Pedro Osório: Reunião mostra dificuldade financeira da Escola Sagrado Coração de Jesus

Reunião contou com a presença de representantes da mantenedora da escola. (Foto: Rodrigo Netto/JTR)

Aconteceu na quinta-feira (19) a tão esperada reunião entre representantes dos pais e mães, direção da escola e representantes da Rede Notre Dame, mantenedora da Escola Sagrado Coração de Jesus (ESCJ). participantes estiveram presentes no salão de atos da escola, para participar ao vivo, e também houve  pelo Google Meet.

Estavam prontos para esclarecer as dúvidas a diretora da escola, Irmã Giulliane Macedo, e os representantes da Rede Notre Dame, Sérgio Stringhini e Irmã Marines Finger. Foram expostos agravantes do cenário externo, como a pandemia do coronavírus, a estagnação da economia generalizada, o fechamento das escolas em a partir de março de 2020, o fechamento de comércios e empresas, a o fato de haver pequenas empresas sem nenhum tipo de renda, o aumento do dólar, nas taxas de juros e de preços da cesta básica, a ocorrência de secas, enchentes, onda de gafanhotos e o aumento desproporcional das taxas do Índice Nacional de Preços ao Consumidor (INPC) e Índice Geral de Preços ao Mercado (IGP-M).

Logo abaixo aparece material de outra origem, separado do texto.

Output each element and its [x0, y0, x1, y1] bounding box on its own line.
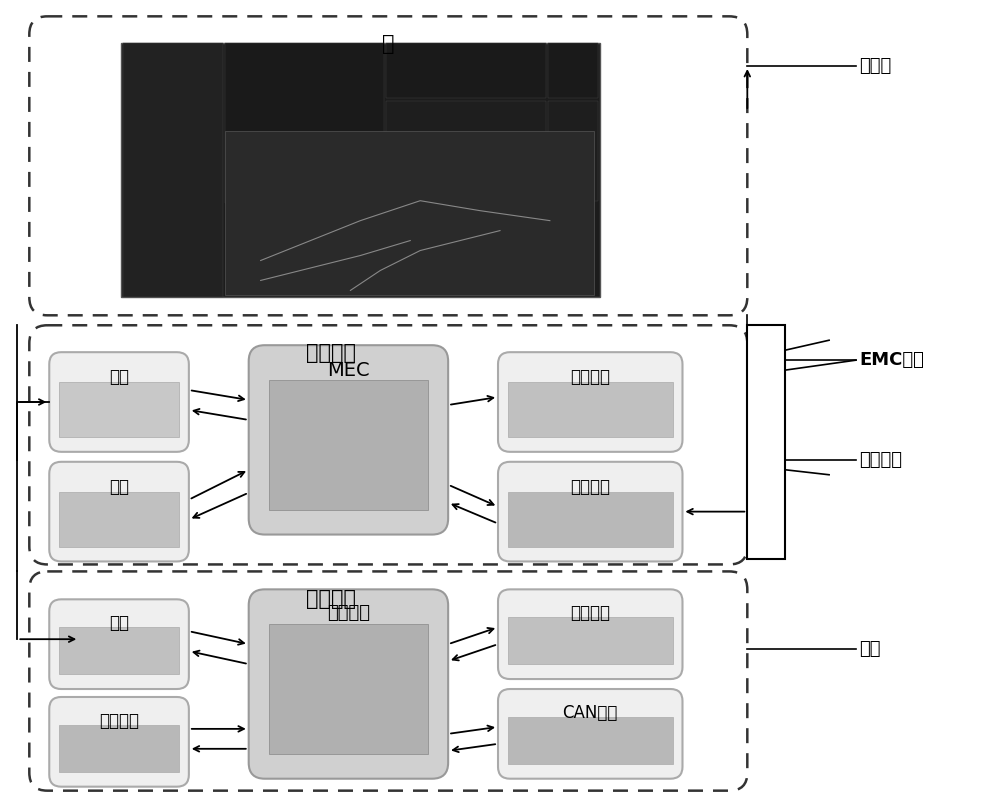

Situação financeira da escola

A escola possui em seu quadro cera de 30 colaboradores entre professores, setor administrativo, assistentes de ensino e serviços de manutenção e higienização. O custo mensal da folha gira em torno de R$ 70 mil que somados às demais despesas totalizam um valor médio de R$ 90 mil mensais.

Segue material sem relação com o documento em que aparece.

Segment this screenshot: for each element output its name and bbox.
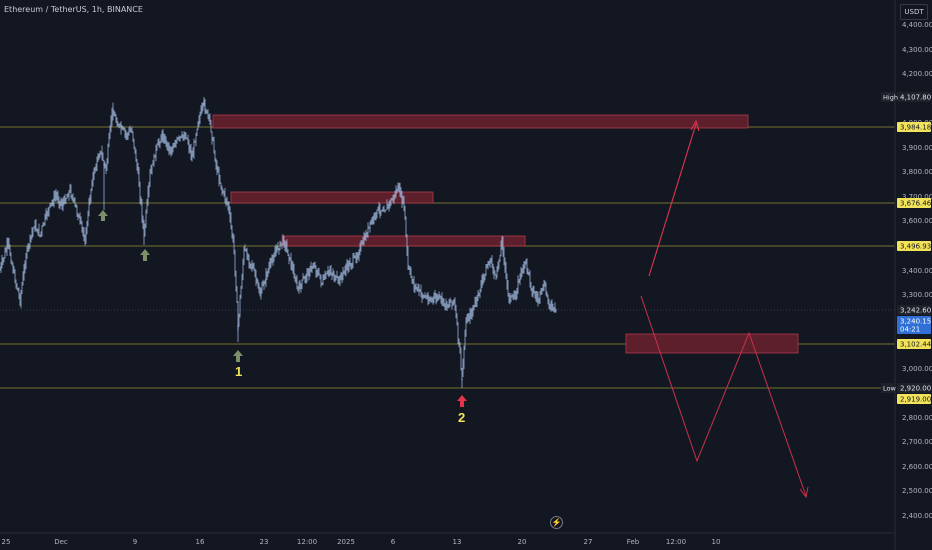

A arrecadação líquida da escola, mensalmente, representa cerca de 30% do total dos custos. A mantenedora vê-se assim, obrigada a custear os 70% restantes para a subsistência da instituição.

Atualmente, há um déficit mensal médio de R$ 50 mil, que a mantenedora vem cobrindo, de modo que a escola não tenha dívida. Porém, a rede alega que não tem mais como arcar com a possibilidade de iniciar outro ano letivo com o risco de assumir um custo de aproximadamente R$600 mil para manutenção do próximo ano.

A busca, segundo a rede, é por recursos financeiros contínuos, não apenas neste momento, mas de forma que a própria escola possa suprir as necessidades e se autossustentar, de modo que não seja uma solução momentânea.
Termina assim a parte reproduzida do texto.